What I need to do is:

1. find all the Brazilian sites (domain .br) indexed by Google;
2. among these, find those sites which receive links from (inlinks( sites whose domain belongs to another country (such as .ca, .uk, .ar).
If needed, I can restrict to a subset of international domains (predefining some - lets say <.ca,.uk.,.ar> and working solely on those)
3. back to my former and larger set of Brazilian sites, I then need to find those which send links (outlinks) to domains from other countries.

With these 3 sets of sites quantified and listed, I will proceed to some qualitative sampling, mapping and so on. My final products will be academic papers and connectivity webmaps focusing on Brazil.

Step one is easy - if I use any combination of characters which will necessarily be in any html document (e.g. <p> or <br> or &nbsp; or whatever) and restrict my search to domains .br I will get the whole set of html pages registered to Brazil and known to Google (right now, 337.000.000 pages).

Steps 2 and 3 are more difficult - running spiders in all .br sites is unfeasible - even the best classified ones would have to be too many, as I already inferred that most .br sites do not give or receive links to/from other countries.

Former researchers reported to have done similar searches using AltaVista (their syntax was <domain:.xx AND link:.yy>). The results I get doing that are incredibly inconsistent (I guess something has been changed in AltaVista syntax). Other people used specially-built robots (spiders, crawlers), but these reach too small a sample. I also want to use Google because it considers links for ranking pages, therefore if working from Google I can be assume that the top ranking sites will be the most 'visible' pages on the Web.
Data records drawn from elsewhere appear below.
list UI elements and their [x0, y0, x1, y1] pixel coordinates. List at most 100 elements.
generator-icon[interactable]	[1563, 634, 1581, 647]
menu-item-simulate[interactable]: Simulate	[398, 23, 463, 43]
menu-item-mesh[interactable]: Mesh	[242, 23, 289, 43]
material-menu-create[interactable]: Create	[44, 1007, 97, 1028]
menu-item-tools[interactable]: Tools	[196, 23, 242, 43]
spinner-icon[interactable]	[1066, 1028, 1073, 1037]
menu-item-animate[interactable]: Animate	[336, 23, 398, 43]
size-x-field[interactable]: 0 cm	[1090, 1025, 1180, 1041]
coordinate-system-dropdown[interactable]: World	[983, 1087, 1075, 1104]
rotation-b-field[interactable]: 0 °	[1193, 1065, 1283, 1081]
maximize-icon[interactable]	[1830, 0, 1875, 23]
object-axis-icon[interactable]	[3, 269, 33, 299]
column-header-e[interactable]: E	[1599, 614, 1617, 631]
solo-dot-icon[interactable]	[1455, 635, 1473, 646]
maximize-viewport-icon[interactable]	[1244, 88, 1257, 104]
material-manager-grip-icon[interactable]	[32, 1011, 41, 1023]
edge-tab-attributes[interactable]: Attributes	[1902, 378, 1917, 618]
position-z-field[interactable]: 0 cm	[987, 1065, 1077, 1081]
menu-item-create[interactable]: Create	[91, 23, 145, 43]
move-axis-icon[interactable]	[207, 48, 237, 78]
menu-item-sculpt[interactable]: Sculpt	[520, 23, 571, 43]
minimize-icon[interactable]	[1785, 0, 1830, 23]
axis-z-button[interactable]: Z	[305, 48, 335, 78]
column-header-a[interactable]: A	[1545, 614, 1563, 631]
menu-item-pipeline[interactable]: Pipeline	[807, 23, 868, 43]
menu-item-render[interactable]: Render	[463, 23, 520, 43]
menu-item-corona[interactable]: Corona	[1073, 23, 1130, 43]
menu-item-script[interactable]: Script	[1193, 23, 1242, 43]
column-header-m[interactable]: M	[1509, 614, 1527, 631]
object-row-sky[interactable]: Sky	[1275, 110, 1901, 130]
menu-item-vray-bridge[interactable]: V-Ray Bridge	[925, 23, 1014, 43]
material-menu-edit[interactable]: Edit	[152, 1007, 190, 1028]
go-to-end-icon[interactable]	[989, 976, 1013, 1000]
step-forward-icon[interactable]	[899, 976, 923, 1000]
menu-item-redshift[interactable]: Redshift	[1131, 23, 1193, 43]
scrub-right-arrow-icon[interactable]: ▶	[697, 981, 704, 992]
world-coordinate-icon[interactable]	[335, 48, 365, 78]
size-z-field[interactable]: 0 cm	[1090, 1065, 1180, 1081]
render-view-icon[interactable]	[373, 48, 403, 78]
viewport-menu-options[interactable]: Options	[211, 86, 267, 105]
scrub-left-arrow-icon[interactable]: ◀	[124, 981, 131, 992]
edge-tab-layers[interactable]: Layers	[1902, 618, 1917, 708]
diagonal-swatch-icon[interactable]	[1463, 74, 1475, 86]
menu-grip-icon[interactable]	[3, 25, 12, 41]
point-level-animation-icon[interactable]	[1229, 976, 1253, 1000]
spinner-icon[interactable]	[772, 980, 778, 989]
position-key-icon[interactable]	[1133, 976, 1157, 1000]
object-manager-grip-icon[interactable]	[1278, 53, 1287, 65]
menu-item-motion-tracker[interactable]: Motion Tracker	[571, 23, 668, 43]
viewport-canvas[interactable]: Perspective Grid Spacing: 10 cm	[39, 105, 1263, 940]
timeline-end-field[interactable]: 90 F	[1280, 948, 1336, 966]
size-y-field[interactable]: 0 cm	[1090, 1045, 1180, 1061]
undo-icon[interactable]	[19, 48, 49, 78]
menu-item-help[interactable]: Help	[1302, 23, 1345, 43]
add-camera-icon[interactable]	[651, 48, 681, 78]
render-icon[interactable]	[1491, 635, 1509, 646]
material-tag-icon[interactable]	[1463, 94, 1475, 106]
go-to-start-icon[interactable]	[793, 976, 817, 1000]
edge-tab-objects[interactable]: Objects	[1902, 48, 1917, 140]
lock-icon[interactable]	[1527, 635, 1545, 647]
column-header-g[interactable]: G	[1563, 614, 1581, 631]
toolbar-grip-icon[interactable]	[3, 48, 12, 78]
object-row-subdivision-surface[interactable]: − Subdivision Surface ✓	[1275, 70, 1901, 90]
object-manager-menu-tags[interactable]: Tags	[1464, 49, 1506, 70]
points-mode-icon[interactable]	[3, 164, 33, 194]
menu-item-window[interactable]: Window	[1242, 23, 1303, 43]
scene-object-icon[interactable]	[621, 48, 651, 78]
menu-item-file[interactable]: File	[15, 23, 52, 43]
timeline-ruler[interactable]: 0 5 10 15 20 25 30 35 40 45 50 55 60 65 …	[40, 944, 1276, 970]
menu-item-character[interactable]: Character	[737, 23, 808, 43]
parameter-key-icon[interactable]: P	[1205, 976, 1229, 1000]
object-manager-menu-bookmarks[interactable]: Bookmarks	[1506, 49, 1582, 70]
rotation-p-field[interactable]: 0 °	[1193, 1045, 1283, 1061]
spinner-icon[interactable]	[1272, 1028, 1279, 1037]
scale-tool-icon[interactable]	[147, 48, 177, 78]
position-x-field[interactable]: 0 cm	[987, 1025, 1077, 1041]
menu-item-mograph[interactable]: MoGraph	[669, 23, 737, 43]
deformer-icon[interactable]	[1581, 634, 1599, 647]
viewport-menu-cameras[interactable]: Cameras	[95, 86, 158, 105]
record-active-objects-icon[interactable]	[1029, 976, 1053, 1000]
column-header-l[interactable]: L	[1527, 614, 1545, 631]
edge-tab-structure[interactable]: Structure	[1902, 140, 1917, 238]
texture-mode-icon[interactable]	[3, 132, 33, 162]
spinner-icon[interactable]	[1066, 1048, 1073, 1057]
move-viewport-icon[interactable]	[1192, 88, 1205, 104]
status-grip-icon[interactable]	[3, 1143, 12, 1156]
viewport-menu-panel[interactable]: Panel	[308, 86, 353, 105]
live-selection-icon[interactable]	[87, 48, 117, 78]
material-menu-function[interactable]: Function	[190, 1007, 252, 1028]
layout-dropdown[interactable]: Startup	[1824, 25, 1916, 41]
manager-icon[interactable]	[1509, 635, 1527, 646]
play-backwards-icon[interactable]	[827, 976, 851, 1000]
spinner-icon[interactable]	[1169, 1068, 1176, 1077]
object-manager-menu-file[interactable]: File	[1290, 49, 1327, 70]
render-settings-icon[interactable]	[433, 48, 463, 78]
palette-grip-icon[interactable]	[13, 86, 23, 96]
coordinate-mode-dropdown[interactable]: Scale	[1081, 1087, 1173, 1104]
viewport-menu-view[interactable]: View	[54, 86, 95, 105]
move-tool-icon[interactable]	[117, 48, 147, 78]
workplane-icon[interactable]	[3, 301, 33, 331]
I tried to combine a <domain:.br> with <allinanchor:> but it did not work. In fact, <allinanchor> appear not to be working at all.
I also tried to search for links from pages in domains not-br (e.g. .ar) to pages with domain *.br but the wildcard apparently does not work there. (search finds the sequence <link br> as if I had asked for it as an exact phrase)

If anyone can spare some time trying to work it out for/with me, I will be incredibly grateful.

Thanks

Sue

Michael Martinez
03-12-2005, 01:19 AM
Try this link:

http://www.google.com/search?hl=en&q=site%3A*.br

Keep in mind that I haven't tried to evaluate the 19,000,000 results they returned. If that link doesn't work because of the hexadecimal embedding, all I used for a query was "site:*.br".

Using a similar query on one of my domains brings up almost 4,000 hits, which -- depending on the age of the indexed documents -- could be fairly accurate.